When most people think of Seattle they think of gray skies and rainy days. However, when I picture the city I often think of something totally different – energy. After all, Seattle is where Seahawks fans push the boundaries of how loud a stadium can go. It’s where the triple shot espresso is as common as water at every street corner coffee shop, and it’s where renewable energy – including from our landfill - is finding a welcomed home.

That’s right, it may come as a surprise to some, but one of those forms of renewable energy providing electricity for Seattle originates from our Columbia Ridge Landfill, which handles some of the disposal needs for the surrounding area. At this facility, we house a plant that uses methane gas, produced during the decomposition of waste, to generate electricity. This power is delivered to Seattle City Light, the utility provider for the city.

For years, Columbia Ridge has generated about 6.4 megawatts of electricity, enough to power around 6,000 homes. However, following the plant’s expansion (expected to be ready for commercial operation later this month) the capacity will grow to about 12.8 MW — enough to power approximately 12,000 homes.

It’s another classic example of a sustainable closed loop, where:

  • Seattle produces waste that’s disposed of at a landfill
  • Through a process called landfill-gas-to-energy, waste is used to produce electricity
  • That energy is then used to help meet Seattle’s electrical needs

So, how are we doing this? How does landfill-gas-to-energy work?

Included in this blog are all sorts of visuals and a video that shows how it’s done. Basically, the process works by collecting gas from the landfill and then using machines to filter and compress it. Following that, the gas goes to generators, which then use it as a fuel to produce electricity.

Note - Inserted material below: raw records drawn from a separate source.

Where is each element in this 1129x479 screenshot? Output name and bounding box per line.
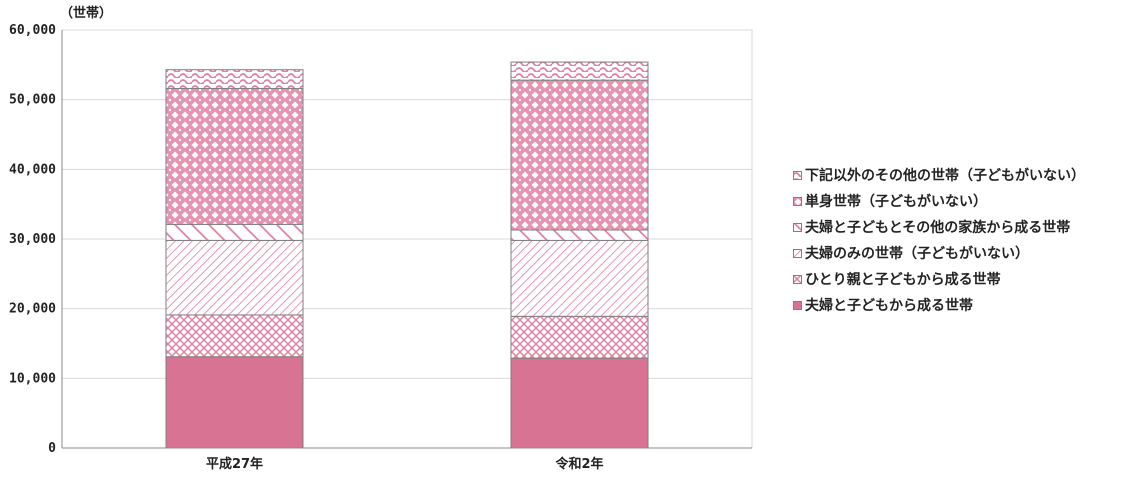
legend-swatch bbox=[793, 300, 802, 310]
y-tick-label: 60,000 bbox=[9, 23, 56, 38]
bar-segment bbox=[510, 61, 649, 81]
legend-item: 夫婦と子どもから成る世帯 bbox=[793, 294, 1085, 316]
legend-label: 夫婦と子どもとその他の家族から成る世帯 bbox=[805, 220, 1071, 236]
y-tick-label: 10,000 bbox=[9, 371, 56, 386]
bar-segment bbox=[510, 239, 649, 317]
y-tick-label: 30,000 bbox=[9, 232, 56, 247]
bar-segment bbox=[165, 314, 304, 358]
legend-item: 夫婦のみの世帯（子どもがいない） bbox=[793, 242, 1085, 264]
y-tick-label: 50,000 bbox=[9, 93, 56, 108]
bar-stacks bbox=[165, 61, 649, 449]
legend-label: 下記以外のその他の世帯（子どもがいない） bbox=[805, 168, 1085, 184]
legend-item: ひとり親と子どもから成る世帯 bbox=[793, 268, 1085, 290]
bar-segment bbox=[510, 315, 649, 359]
bar-segment bbox=[510, 229, 649, 241]
bar-segment bbox=[165, 88, 304, 225]
legend-swatch bbox=[793, 196, 802, 206]
legend-item: 単身世帯（子どもがいない） bbox=[793, 190, 1085, 212]
y-tick-label: 20,000 bbox=[9, 302, 56, 317]
legend-label: 夫婦と子どもから成る世帯 bbox=[805, 298, 973, 314]
legend-label: ひとり親と子どもから成る世帯 bbox=[805, 272, 1001, 288]
legend-item: 夫婦と子どもとその他の家族から成る世帯 bbox=[793, 216, 1085, 238]
legend: 下記以外のその他の世帯（子どもがいない） 単身世帯（子どもがいない） 夫婦と子どもと… bbox=[793, 164, 1085, 320]
legend-item: 下記以外のその他の世帯（子どもがいない） bbox=[793, 164, 1085, 186]
x-category-label: 平成27年 bbox=[206, 456, 263, 472]
legend-swatch bbox=[793, 274, 802, 284]
bar-segment bbox=[510, 357, 649, 449]
legend-swatch bbox=[793, 222, 802, 232]
bar-segment bbox=[165, 69, 304, 90]
bar-segment bbox=[165, 356, 304, 449]
y-tick-label: 0 bbox=[48, 441, 56, 456]
bar-segment bbox=[165, 239, 304, 316]
x-axis: 平成27年 令和2年 bbox=[62, 447, 752, 472]
legend-label: 単身世帯（子どもがいない） bbox=[805, 194, 987, 210]
bar-segment bbox=[165, 223, 304, 241]
y-axis: 0 10,000 20,000 30,000 40,000 50,000 60,000 bbox=[9, 23, 63, 456]
legend-label: 夫婦のみの世帯（子どもがいない） bbox=[805, 246, 1029, 262]
y-tick-label: 40,000 bbox=[9, 162, 56, 177]
y-unit-label: （世帯） bbox=[60, 5, 112, 21]
x-category-label: 令和2年 bbox=[555, 456, 603, 472]
bar-segment bbox=[510, 79, 649, 231]
legend-swatch bbox=[793, 170, 802, 180]
legend-swatch bbox=[793, 248, 802, 258]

Although this process may seem new, it’s been around for a long time and is something Waste Management has pursued at its landfills for years. In fact, we currently have more than 120 beneficial reuse sites – where we find alternative uses for landfill gas -- across North America that (when combined) create enough electricity to power upwards to 470,000 homes. It’s one way we can ensure that nothing – even items that get left at the curb – goes to waste.

Thanks, Seattle, for being a welcomed home for this form of energy! While it may not be as loud as a stadium or as invigorating as a triple espresso, the energy produced is something clean, green and reliable (even on rainy days)!